Surface Lattice Oxygen Activation by Nitrogen-Doped Manganese Dioxide as an Effective and Longevous Catalyst for Indoor HCHO Decomposition

Oxygen vacancy plays an important role in catalytic oxidation of formaldehyde (HCHO), but the inherent drawback of its thermodynamic instability causes the deactivation of catalysts. Hence, improving the thermodynamic stability of oxygen vacancy is a crux during HCHO oxidation. Here, a novel and simple nitrogen doping of MnO2/C catalyst is designed for HCHO oxidation at room temperature. The surface lattice oxygen of MnO2 will be activated by nitrogen-doping, which acts as active sites for HCHO oxidation and solves the thermodynamic instability issue of oxygen vacancy. Furthermore, carbon is doped with nitrogen to promote electron transfer and accelerate the HCHO oxidation process.
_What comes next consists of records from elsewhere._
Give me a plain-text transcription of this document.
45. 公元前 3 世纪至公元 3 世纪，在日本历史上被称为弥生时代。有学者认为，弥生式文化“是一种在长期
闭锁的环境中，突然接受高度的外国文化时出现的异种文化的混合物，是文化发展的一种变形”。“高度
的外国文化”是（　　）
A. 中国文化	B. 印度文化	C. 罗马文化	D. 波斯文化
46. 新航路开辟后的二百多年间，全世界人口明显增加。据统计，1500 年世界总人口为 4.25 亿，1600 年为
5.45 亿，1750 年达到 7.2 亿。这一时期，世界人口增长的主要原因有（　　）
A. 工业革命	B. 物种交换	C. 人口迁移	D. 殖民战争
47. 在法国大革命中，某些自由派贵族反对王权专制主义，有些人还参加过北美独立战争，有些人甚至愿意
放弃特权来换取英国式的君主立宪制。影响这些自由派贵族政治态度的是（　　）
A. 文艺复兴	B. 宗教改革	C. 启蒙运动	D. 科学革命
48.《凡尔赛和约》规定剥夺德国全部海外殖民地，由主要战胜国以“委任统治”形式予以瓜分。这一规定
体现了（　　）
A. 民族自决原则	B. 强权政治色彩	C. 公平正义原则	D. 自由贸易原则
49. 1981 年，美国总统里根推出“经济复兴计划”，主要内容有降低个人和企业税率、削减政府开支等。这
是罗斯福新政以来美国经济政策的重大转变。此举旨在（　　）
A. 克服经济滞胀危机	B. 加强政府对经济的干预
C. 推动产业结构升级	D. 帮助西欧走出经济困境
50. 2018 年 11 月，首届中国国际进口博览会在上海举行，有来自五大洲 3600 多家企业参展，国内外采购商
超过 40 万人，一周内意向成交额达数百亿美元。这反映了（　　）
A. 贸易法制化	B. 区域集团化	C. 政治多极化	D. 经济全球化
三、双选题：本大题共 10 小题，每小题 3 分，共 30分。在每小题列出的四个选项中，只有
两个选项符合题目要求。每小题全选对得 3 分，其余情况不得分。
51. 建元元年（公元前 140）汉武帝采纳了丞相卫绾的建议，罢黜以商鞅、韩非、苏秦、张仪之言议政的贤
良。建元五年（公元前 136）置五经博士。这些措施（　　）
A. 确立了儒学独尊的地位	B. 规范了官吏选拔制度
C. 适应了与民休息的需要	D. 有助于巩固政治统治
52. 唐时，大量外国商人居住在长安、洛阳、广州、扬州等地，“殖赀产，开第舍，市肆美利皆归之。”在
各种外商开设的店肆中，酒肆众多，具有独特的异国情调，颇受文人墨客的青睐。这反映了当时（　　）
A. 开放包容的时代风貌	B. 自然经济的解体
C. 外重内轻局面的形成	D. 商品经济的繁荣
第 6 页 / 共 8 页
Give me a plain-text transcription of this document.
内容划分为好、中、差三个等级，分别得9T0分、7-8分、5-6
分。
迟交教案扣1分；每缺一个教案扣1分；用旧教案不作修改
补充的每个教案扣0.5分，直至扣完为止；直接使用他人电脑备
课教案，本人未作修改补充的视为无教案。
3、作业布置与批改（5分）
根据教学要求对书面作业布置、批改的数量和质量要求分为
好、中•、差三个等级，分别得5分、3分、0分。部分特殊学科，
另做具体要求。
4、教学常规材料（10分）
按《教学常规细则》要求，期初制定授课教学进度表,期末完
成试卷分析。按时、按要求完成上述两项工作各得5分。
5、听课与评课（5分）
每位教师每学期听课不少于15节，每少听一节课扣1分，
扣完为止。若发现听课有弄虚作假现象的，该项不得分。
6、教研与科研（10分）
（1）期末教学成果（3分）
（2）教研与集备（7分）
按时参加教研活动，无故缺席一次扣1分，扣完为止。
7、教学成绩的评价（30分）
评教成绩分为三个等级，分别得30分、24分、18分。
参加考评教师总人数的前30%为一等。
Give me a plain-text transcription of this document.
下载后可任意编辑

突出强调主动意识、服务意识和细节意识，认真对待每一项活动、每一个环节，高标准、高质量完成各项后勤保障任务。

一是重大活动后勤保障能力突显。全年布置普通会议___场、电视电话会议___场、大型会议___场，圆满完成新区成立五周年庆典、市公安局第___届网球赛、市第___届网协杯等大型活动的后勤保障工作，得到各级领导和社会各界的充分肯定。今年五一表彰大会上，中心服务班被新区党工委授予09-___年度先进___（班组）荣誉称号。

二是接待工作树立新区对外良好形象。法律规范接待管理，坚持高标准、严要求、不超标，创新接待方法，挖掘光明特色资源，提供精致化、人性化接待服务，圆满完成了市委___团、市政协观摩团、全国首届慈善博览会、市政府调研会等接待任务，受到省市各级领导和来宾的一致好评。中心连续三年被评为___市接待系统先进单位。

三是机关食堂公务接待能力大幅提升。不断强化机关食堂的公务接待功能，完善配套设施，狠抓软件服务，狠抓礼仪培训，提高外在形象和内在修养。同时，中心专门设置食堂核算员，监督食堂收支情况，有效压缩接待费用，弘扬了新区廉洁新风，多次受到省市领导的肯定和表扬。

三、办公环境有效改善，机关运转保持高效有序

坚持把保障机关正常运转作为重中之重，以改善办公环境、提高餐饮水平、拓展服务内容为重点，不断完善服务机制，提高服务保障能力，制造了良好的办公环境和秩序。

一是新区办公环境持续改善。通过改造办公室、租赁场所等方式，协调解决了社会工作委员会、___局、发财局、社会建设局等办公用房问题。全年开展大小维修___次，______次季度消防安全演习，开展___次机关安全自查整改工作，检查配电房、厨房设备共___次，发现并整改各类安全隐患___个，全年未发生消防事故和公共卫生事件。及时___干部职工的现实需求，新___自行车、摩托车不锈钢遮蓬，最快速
Therefore, the catalytic activity and stability of the catalyst can be significantly promoted, which can completely remove similar to 1 ppm HCHO in the tank within 3 h, and remains highly active after 5 cycles at room temperature (RH = 55%). In addition, the excellent removal performance over the prepared catalyst is also attributed to abundant surface oxygen species, amorphous crystallinity, and low reduction temperature. In situ diffuse reflectance infrared Fourier transform spectrometry (DRIFTS) and density functional theory (DFT) calculations reveal the reaction mechanism of HCHO. This strategy provides crucial enlightenment for designing novel Mn-based catalysts for application in the HCHO oxidation field.

Automated summary

The thermodynamic stability of oxygen vacancy in catalytic oxidation of formaldehyde can be improved by nitrogen doping, leading to enhanced catalytic activity and stability of MnO2/C catalyst for HCHO oxidation. The nitrogen-doped MnO2/C catalyst can completely remove around 1 ppm of HCHO within 3 hours and remains highly active even after 5 cycles at room temperature, showing great potential for application in the field of HCHO oxidation.